When’s the last time you texted while driving? Or did something else equally as distracting?
Not that long ago I’m guessing.
Yeah, me too.
We should know better, right?
Let me share a story, and then some research.
Nine years ago texting and driving didn’t have the same awareness level as it does today. But for one family, the night of August 25, 2009, the awareness came crashing home.
Jake Hawkes was 19, a recent graduate from Sky View High School in Cache County in Utah, and was soon headed to college on a soccer scholarship.
Jake had always been an active kid and had experienced several “accidents,” as his father Chad writes on the Zero Fatalities website, “on skateboards, bicycles, soccer fields and other outdoor-related injuries, but had always been a good driver.”
On that fateful late summer day in 2009, Jake was driving on Highway 89 towards Hyde Park Lane when he “swerved to avoid hitting a car in front of him and rolled his truck.”

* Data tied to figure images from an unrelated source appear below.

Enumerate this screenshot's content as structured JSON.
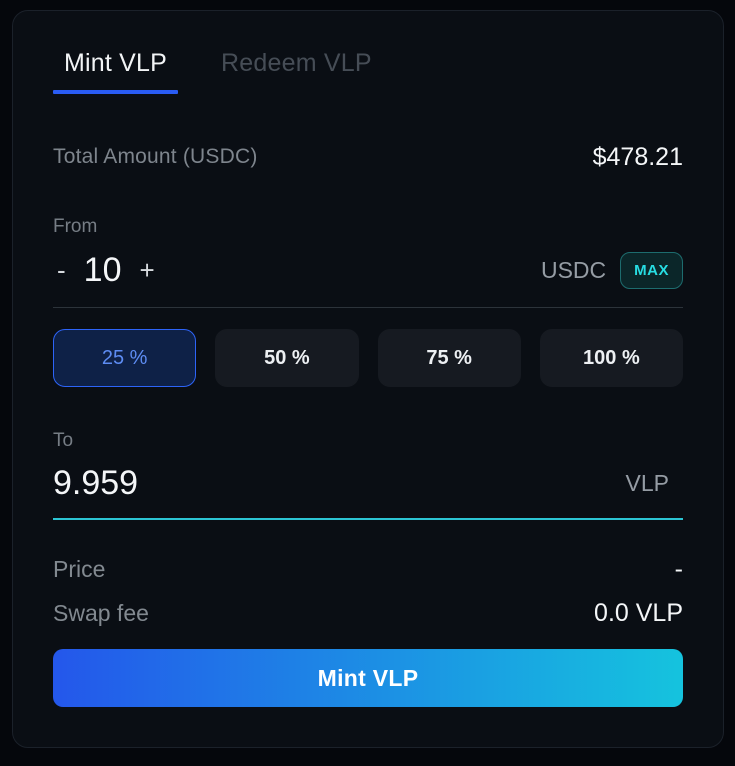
{
  "tabs": [
    {
      "label": "Mint VLP",
      "active": true
    },
    {
      "label": "Redeem VLP",
      "active": false
    }
  ],
  "total_amount": {
    "label": "Total Amount (USDC)",
    "value": "$478.21"
  },
  "from": {
    "label": "From",
    "decrement": "-",
    "amount": "10",
    "increment": "+",
    "token": "USDC",
    "max_label": "MAX"
  },
  "percent_options": [
    {
      "label": "25 %",
      "selected": true
    },
    {
      "label": "50 %",
      "selected": false
    },
    {
      "label": "75 %",
      "selected": false
    },
    {
      "label": "100 %",
      "selected": false
    }
  ],
  "to": {
    "label": "To",
    "amount": "9.959",
    "token": "VLP"
  },
  "details": [
    {
      "label": "Price",
      "value": "-"
    },
    {
      "label": "Swap fee",
      "value": "0.0 VLP"
    }
  ],
  "submit": {
    "label": "Mint VLP"
  },
  "colors": {
    "page_background": "#05070c",
    "card_background": "#0a0e14",
    "card_border": "#1b212a",
    "accent_blue": "#2a5cf4",
    "selected_percent_background": "#0e2147",
    "selected_percent_text": "#5d8cf2",
    "teal_accent": "#2cc5d4",
    "max_text": "#27dce2",
    "max_border": "#1d6c6e",
    "submit_gradient_start": "#2457eb",
    "submit_gradient_end": "#15c3de",
    "muted_text": "#7e858d",
    "primary_text": "#f4f6f8"
  }
}
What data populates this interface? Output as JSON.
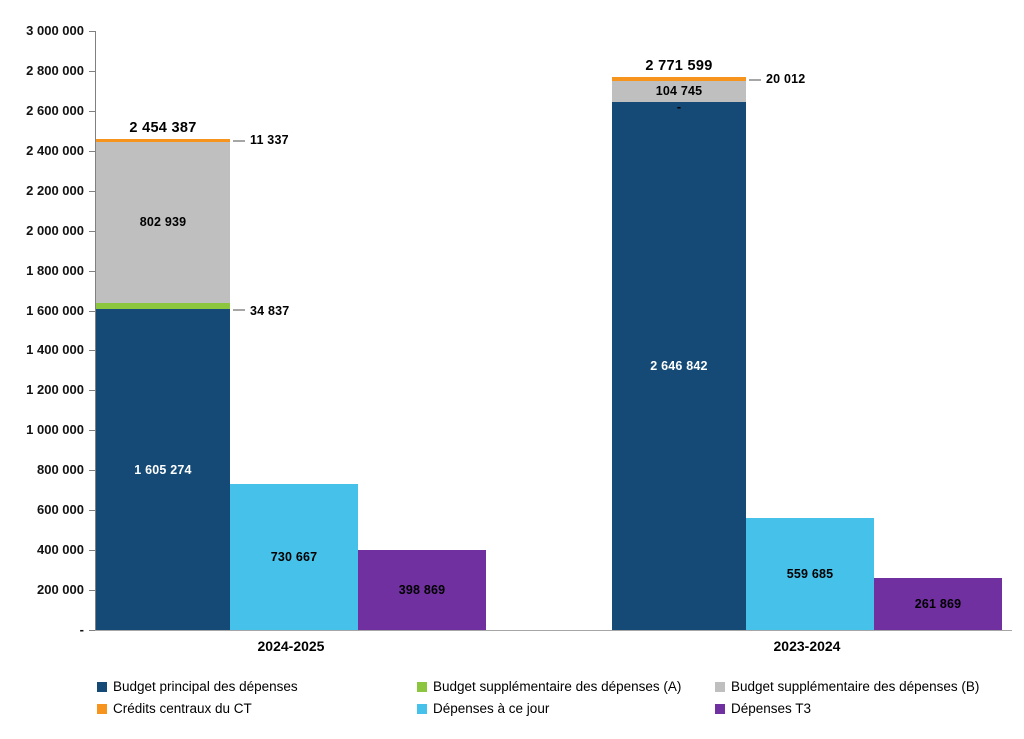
{
  "chart_data": {
    "type": "bar",
    "variant": "stacked-plus-clustered",
    "title": "",
    "categories": [
      "2024-2025",
      "2023-2024"
    ],
    "y_axis": {
      "min": 0,
      "max": 3000000,
      "step": 200000,
      "ticks": [
        {
          "label": "3 000 000",
          "value": 3000000
        },
        {
          "label": "2 800 000",
          "value": 2800000
        },
        {
          "label": "2 600 000",
          "value": 2600000
        },
        {
          "label": "2 400 000",
          "value": 2400000
        },
        {
          "label": "2 200 000",
          "value": 2200000
        },
        {
          "label": "2 000 000",
          "value": 2000000
        },
        {
          "label": "1 800 000",
          "value": 1800000
        },
        {
          "label": "1 600 000",
          "value": 1600000
        },
        {
          "label": "1 400 000",
          "value": 1400000
        },
        {
          "label": "1 200 000",
          "value": 1200000
        },
        {
          "label": "1 000 000",
          "value": 1000000
        },
        {
          "label": "800 000",
          "value": 800000
        },
        {
          "label": "600 000",
          "value": 600000
        },
        {
          "label": "400 000",
          "value": 400000
        },
        {
          "label": "200 000",
          "value": 200000
        },
        {
          "label": "-",
          "value": 0
        }
      ]
    },
    "series": [
      {
        "name": "Budget principal des dépenses",
        "color": "#164A76",
        "type": "stacked",
        "values": [
          1605274,
          2646842
        ],
        "labels": [
          "1 605 274",
          "2 646 842"
        ],
        "label_placements": [
          "inside",
          "inside"
        ],
        "label_color": "#FFFFFF"
      },
      {
        "name": "Budget supplémentaire des dépenses (A)",
        "color": "#8CC63F",
        "type": "stacked",
        "values": [
          34837,
          0
        ],
        "labels": [
          "34 837",
          "-"
        ],
        "label_placements": [
          "callout",
          "inside"
        ],
        "label_color": "#000000"
      },
      {
        "name": "Budget supplémentaire des dépenses (B)",
        "color": "#BFBFBF",
        "type": "stacked",
        "values": [
          802939,
          104745
        ],
        "labels": [
          "802 939",
          "104 745"
        ],
        "label_placements": [
          "inside",
          "inside"
        ],
        "label_color": "#000000"
      },
      {
        "name": "Crédits centraux du CT",
        "color": "#F7941E",
        "type": "stacked",
        "values": [
          11337,
          20012
        ],
        "labels": [
          "11 337",
          "20 012"
        ],
        "label_placements": [
          "callout",
          "callout"
        ],
        "label_color": "#000000"
      },
      {
        "name": "Dépenses à ce jour",
        "color": "#45C1EA",
        "type": "bar",
        "values": [
          730667,
          559685
        ],
        "labels": [
          "730 667",
          "559 685"
        ],
        "label_placements": [
          "inside",
          "inside"
        ],
        "label_color": "#000000"
      },
      {
        "name": "Dépenses T3",
        "color": "#7030A0",
        "type": "bar",
        "values": [
          398869,
          261869
        ],
        "labels": [
          "398 869",
          "261 869"
        ],
        "label_placements": [
          "inside",
          "inside"
        ],
        "label_color": "#000000"
      }
    ],
    "stack_totals": {
      "values": [
        2454387,
        2771599
      ],
      "labels": [
        "2 454 387",
        "2 771 599"
      ]
    },
    "legend": {
      "position": "bottom",
      "rows": 2,
      "columns": 3
    },
    "grid": false,
    "axis_color": "#808080",
    "leader_line_color": "#A6A6A6",
    "baseline_color": "#A6A6A6"
  }
}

Jake wasn’t wearing a seat belt and was ejected from the vehicle sustaining massive head injuries. He passed away early the next morning.

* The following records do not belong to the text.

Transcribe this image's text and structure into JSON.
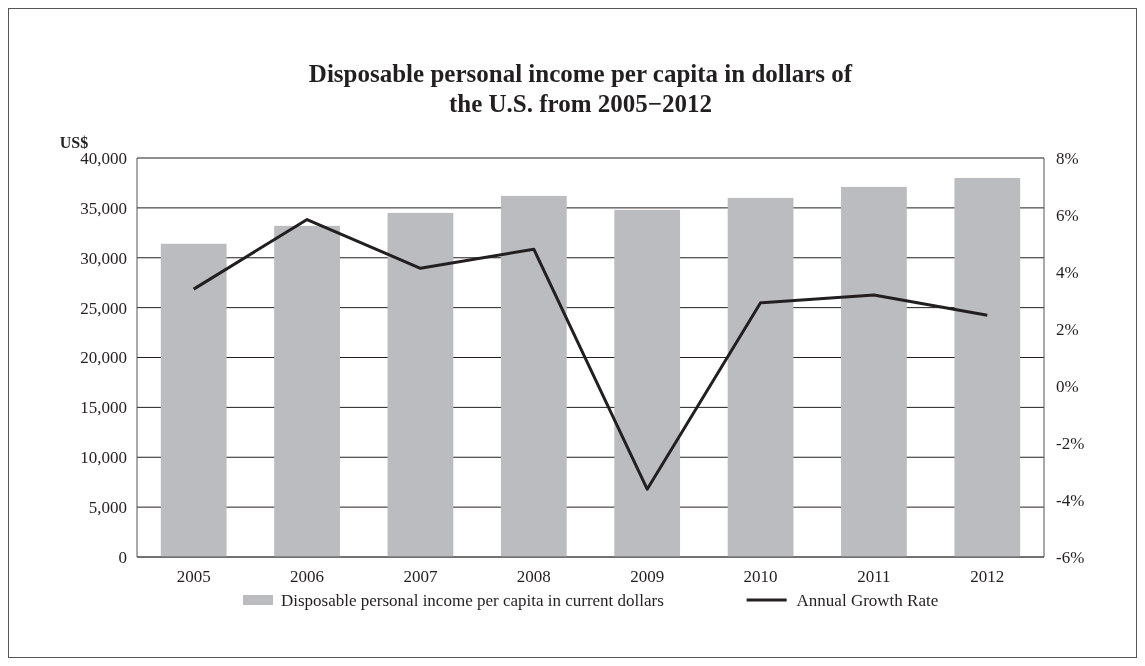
{
  "chart_data": {
    "type": "bar",
    "title": "Disposable personal income per capita in dollars of the U.S. from 2005−2012",
    "ylabel": "US$",
    "categories": [
      "2005",
      "2006",
      "2007",
      "2008",
      "2009",
      "2010",
      "2011",
      "2012"
    ],
    "series": [
      {
        "name": "Disposable personal income per capita in current dollars",
        "color": "#bbbcc0",
        "values": [
          31400,
          33200,
          34500,
          36200,
          34800,
          36000,
          37100,
          38000
        ]
      },
      {
        "name": "Annual Growth Rate",
        "type": "line",
        "axis": "y2",
        "color": "#231f20",
        "values": [
          3.4,
          5.84,
          4.13,
          4.8,
          -3.62,
          2.92,
          3.19,
          2.48
        ]
      }
    ],
    "ylim": [
      0,
      40000
    ],
    "yticks": [
      {
        "value": 0,
        "label": "0"
      },
      {
        "value": 5000,
        "label": "5,000"
      },
      {
        "value": 10000,
        "label": "10,000"
      },
      {
        "value": 15000,
        "label": "15,000"
      },
      {
        "value": 20000,
        "label": "20,000"
      },
      {
        "value": 25000,
        "label": "25,000"
      },
      {
        "value": 30000,
        "label": "30,000"
      },
      {
        "value": 35000,
        "label": "35,000"
      },
      {
        "value": 40000,
        "label": "40,000"
      }
    ],
    "y2lim": [
      -6,
      8
    ],
    "y2ticks": [
      {
        "value": -6,
        "label": "-6%"
      },
      {
        "value": -4,
        "label": "-4%"
      },
      {
        "value": -2,
        "label": "-2%"
      },
      {
        "value": 0,
        "label": "0%"
      },
      {
        "value": 2,
        "label": "2%"
      },
      {
        "value": 4,
        "label": "4%"
      },
      {
        "value": 6,
        "label": "6%"
      },
      {
        "value": 8,
        "label": "8%"
      }
    ],
    "grid": "y",
    "legend": "bottom",
    "marker": "none",
    "line_style": "solid"
  }
}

The investigation determined Jake “had been sending and receiving text messages just prior to the crash.”
Chad has teamed up with Zero Fatalities to share Jakes story on their most recent “Teen Memoriam” project. This video here shares the stories of several teens who have been killed on Utah roads. Click the video that cued up to play Jake’s story.
WHY DO WE DRIVE DISTRACTED?
We are part of multitasking generation ages eight to 108. We divide our attention and efforts between the important and mundane simultaneously.

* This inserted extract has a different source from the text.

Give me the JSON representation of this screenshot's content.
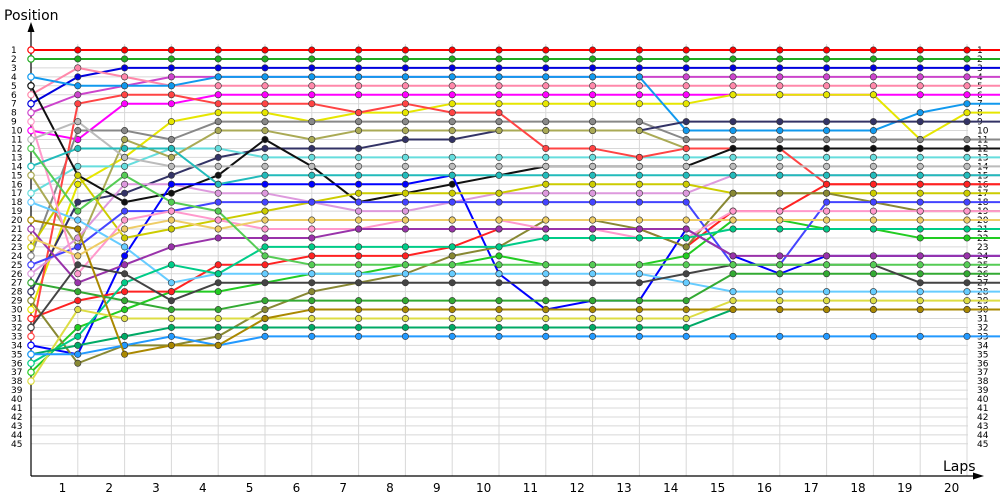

We split our brain time at work and at home, on the road and when we’re supposed to be sleeping.
We watch TV, chat on social media, interact with our family, and do homework all at the same time.
Don’t believe me?
Take a sneak peek into any home and any given night and there’s a good chance you’ll see living proof.
Maybe even in your home.
And maybe even in mine.
Believe me friends, I’m not criticizing, just pointing out the obvious.
So why do we really drive distracted? Do my theories of being part of a multitasking generation hold any merit? A quick search led me to Brenda Kay Wiederhold 2016 scholarly article in Cyberpsychology, Behavior, and Social Networking, aptly titled, “Why Do People Still Text While Driving?”
Wiederhold compiles a list of seven reasons and explores the “scientiﬁc underpinnings” of each.
1. We think we can multitask.
2. We think we’re better at it than everyone else.
3. Actually, we basically just think we’re superheroes.
4. We’re expected to be constantly plugged in.
5. Plus, we’re not that great at entertaining ourselves anymore.
6. We’re narcissists.
7. Our self-esteem feeds on social responses.
I was particularly intrigued by the first reason on her list.
”Multitasking: The Seiler study found that people who talk on their phones while driving are also more likely to text while driving, thus suggesting that people multitask while driving. In a 2014 AT&T survey of 1,004 U.S. adults, more than a quarter of the texting drivers believed they ‘can easily do several things at once, even while driving.’ ”
The entire one-page article is worth a quick read.
WHAT WILL WE DO NOW?
The big question is what will we do now?
Keep doing what we always do?
Or change, and perhaps save a life in the process?
It’s up to us.
Have a great Monday! Thanks for letting me share.
p.s. Take 13 minutes today to focus on being safe by not driving distracted.